Das Schloss erhebt sich auf einer Plattform, die in zwei Teile unterteilt ist, umgeben von einem Mauerwerk. Obwohl die Höfe und Türme des zwei Drittels Nordens fast völlig verschwunden sind, bleibt der Eingangsturm als großes Vestige. Geschützte Überreste umfassen ein Tor nach Westen, zwischen 2009 und 2012 als Historische Denkmäler eingestuft oder aufgeführt. Diese Elemente illustrieren die Entwicklung von Befestigungstechniken im Mittelalter.
Das Gebäude, das heute als Alte Burg bekannt ist, befindet sich im 333 Rue du Vieux Château in Guainville. Seine jüngste Rangliste und Inschrift (2009 und 2012) spiegelt den Wunsch wider, dieses mittelalterliche Erbe zu bewahren, ein Zeugnis für die politische und militärische Dynamik des späten 12. Jahrhunderts.
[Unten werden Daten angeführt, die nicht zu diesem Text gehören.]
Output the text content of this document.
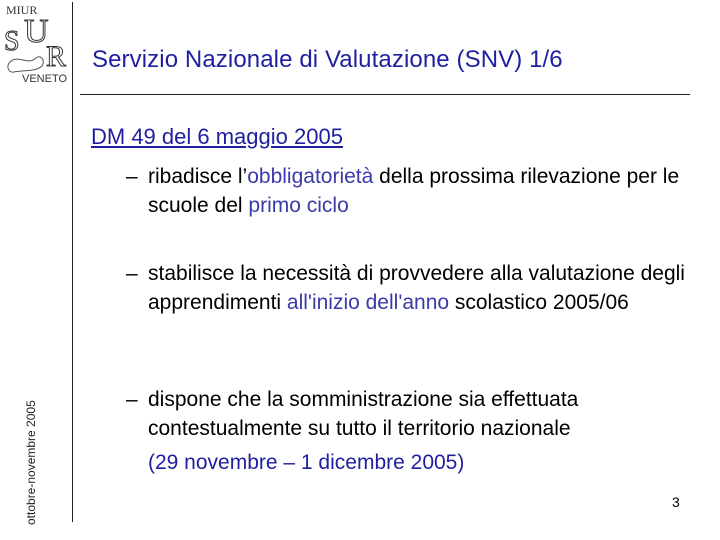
MIUR
U
S R
VENETO
Servizio Nazionale di Valutazione (SNV) 1/6
ottobre-novembre 2005
DM 49 del 6 maggio 2005
– ribadisce l’obbligatorietà della prossima rilevazione per le scuole del primo ciclo
– stabilisce la necessità di provvedere alla valutazione degli apprendimenti all'inizio dell'anno scolastico 2005/06
– dispone che la somministrazione sia effettuata contestualmente su tutto il territorio nazionale
(29 novembre – 1 dicembre 2005)
3
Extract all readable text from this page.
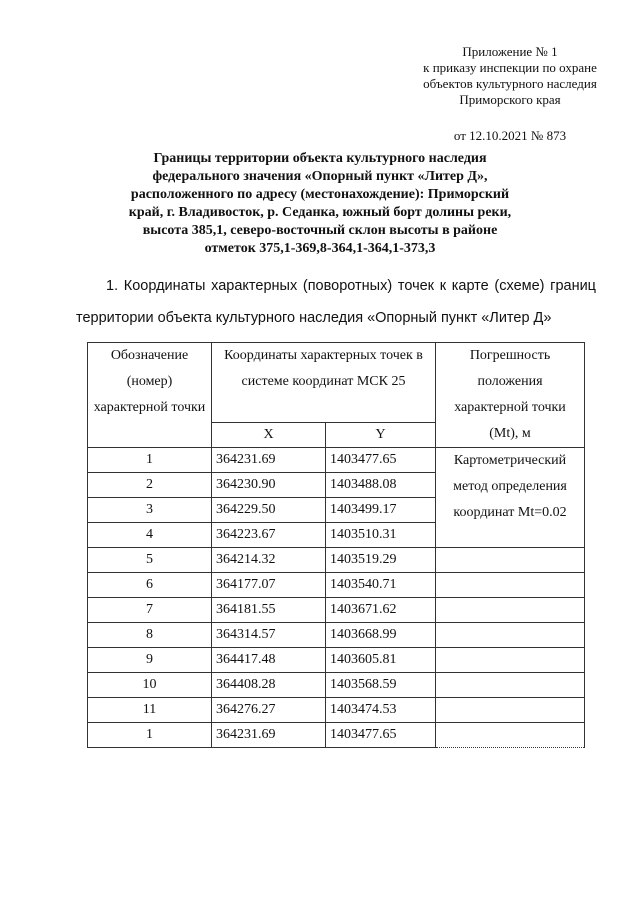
Приложение № 1
к приказу инспекции по охране
объектов культурного наследия
Приморского края
от 12.10.2021 № 873
Границы территории объекта культурного наследия
федерального значения «Опорный пункт «Литер Д»,
расположенного по адресу (местонахождение): Приморский
край, г. Владивосток, р. Седанка, южный борт долины реки,
высота 385,1, северо-восточный склон высоты в районе
отметок 375,1-369,8-364,1-364,1-373,3
1. Координаты характерных (поворотных) точек к карте (схеме) границ
территории объекта культурного наследия «Опорный пункт «Литер Д»
Обозначение (номер) характерной точки	Координаты характерных точек в системе координат МСК 25		Погрешность положения характерной точки (Mt), м
	X	Y	
1	364231.69	1403477.65	Картометрический метод определения координат Mt=0.02
2	364230.90	1403488.08	
3	364229.50	1403499.17	
4	364223.67	1403510.31	
5	364214.32	1403519.29	
6	364177.07	1403540.71	
7	364181.55	1403671.62	
8	364314.57	1403668.99	
9	364417.48	1403605.81	
10	364408.28	1403568.59	
11	364276.27	1403474.53	
1	364231.69	1403477.65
Der Standort, der in den Datenbanken als fair bezeichnet wird, erinnert an die Herausforderungen der Erhaltung der Ruinen in ländlichen Gebieten.
Zum Zeitpunkt des Baus war die Guainville-Region wie ein Großteil des Centre-Val de Loire durch feudale Konflikte und die fortschreitende Bestätigung der königlichen Macht gekennzeichnet. Die Burgen, wie die in Guainville, dienten sowohl als seigneuriale Residenzen, Verwaltungszentren und Verteidigungspunkte. Ihre Einrichtung befasste sich oft mit Fragen der territorialen Kontrolle, einschließlich entlang von Kommunikationsleitungen oder an den Grenzen der königlichen und seigneurialen Domänen.